The cities - Brooklyn Center, North St. Paul, and Maplewood -- made the disclosures in event notices posted on the Municipal Securities Rulemaking Board's EMMA system.
BABs are taxable, direct-pay bonds that state and local governments could issue in 2009 and 2010. They were created by the American Recovery and Reinvestment Act.
BAB issuers expected to receive federal subsidy payments equal to 35% of their interest costs. However, these payments have been cut since 2013 because of federal spending cuts known as sequestration. The payments were reduced by 8.7% for part of fiscal 2013 and 7.2% in fiscal 2014, and they are being reduced by 7.3% in fiscal 2015, which ends Sept. 30.
The reductions have led a number of issuers, particularly in the Midwest, to redeem their BABs or say that their BABs are eligible to be redeemed.
The Minnesota cities that posted event notices this month said reduced subsidy payments triggered the extraordinary redemption provisions in their bonds' official statements. The governing bodies of the cities have started proceedings that may result in the BABs being redeemed, the event notices said.

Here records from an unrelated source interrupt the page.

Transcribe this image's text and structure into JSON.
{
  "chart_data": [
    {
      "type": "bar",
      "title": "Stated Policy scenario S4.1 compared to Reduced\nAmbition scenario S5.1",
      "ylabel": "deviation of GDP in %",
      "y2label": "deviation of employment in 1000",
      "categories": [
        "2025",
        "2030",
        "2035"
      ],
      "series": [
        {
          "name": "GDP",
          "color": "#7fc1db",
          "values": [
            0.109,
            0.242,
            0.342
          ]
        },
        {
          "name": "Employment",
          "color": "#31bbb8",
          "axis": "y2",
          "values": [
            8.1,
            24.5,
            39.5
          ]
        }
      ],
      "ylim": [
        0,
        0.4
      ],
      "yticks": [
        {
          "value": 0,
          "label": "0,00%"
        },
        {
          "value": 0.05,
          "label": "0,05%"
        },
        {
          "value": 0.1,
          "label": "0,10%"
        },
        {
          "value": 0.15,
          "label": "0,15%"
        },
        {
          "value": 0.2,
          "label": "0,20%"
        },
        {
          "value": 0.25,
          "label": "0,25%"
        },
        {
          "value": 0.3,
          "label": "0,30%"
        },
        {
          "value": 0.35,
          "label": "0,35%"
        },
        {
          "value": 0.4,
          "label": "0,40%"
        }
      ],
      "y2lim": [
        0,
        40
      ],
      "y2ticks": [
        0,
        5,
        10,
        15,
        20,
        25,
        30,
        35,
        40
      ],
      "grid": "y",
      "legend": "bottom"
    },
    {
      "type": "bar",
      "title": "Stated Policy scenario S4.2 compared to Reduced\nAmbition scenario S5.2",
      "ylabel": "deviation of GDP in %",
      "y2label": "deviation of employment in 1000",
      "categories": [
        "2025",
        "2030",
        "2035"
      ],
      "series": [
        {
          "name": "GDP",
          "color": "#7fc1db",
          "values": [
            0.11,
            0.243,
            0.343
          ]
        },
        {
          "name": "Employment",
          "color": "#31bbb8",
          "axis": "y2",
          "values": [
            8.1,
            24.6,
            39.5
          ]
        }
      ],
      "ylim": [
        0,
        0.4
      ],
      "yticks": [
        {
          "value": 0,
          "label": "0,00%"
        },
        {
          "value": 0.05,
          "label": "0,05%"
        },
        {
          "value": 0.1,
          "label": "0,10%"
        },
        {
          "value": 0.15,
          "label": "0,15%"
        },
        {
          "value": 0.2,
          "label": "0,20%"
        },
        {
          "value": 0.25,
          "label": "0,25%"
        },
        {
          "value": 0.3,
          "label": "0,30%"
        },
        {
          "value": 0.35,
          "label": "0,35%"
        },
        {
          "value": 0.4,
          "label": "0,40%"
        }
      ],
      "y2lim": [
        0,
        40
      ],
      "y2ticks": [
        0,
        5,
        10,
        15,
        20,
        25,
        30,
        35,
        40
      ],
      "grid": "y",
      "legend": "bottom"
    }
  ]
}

Springsted Inc. was financial advisor on the cities' BAB deals, and Briggs and Morgan served as bond counsel, according to bond documents.
Brooklyn Center's notice pertained to BABs issued in 2010. The city issued $2.35 million of BABs at the time, some of which have matured, according to the official statement.
City finance director Nathan Reinhardt said Brooklyn Center is planning to sell bonds on June 8 whose proceeds would be used to refund the BABs as well as for other purposes. "We would pull the sale if interest rates were not favorable at that time of the anticipated bond sale date," he said.
The BABs, which are taxable general obligation utility revenue bonds, were issued to finance the replacement of residential and commercial water meters, according to the official statement.
North St. Paul disclosed that extraordinary redemption provisions have been triggered for two of their BAB issues: series 2009A taxable general obligation utility revenue bonds originally issued in the amount of $2.12 million and series 2009C taxable electric utility revenue bonds originally issued in the amount of $1.94 million.
The city is currently looking to refund the series 2009A BABs, as well as bonds issued in 2005 and 2006. Refunding bonds are scheduled to be sold on May 28. The city considered refunding the series 2009C BABs, but is "not moving forward with this as the savings have reduced," said city finance director Jeanne Day.
The series 2009A bonds were issued to finance a portion of the construction of a new city public works facility. The series 2009C bonds were issued to finance improvements to an electric utility facility, according to offering documents.
Maplewood said in its event notice that taxable general obligation bonds it issued as BABs in 2010 could be redeemed. In a meeting earlier this month that was recorded on video, the Maplewood City Council preliminarily approved a June 8 sale of taxable bonds that would be used to refund BABs.
The BABs were originally issued in the amount of $11.79 million to finance infrastructure improvements.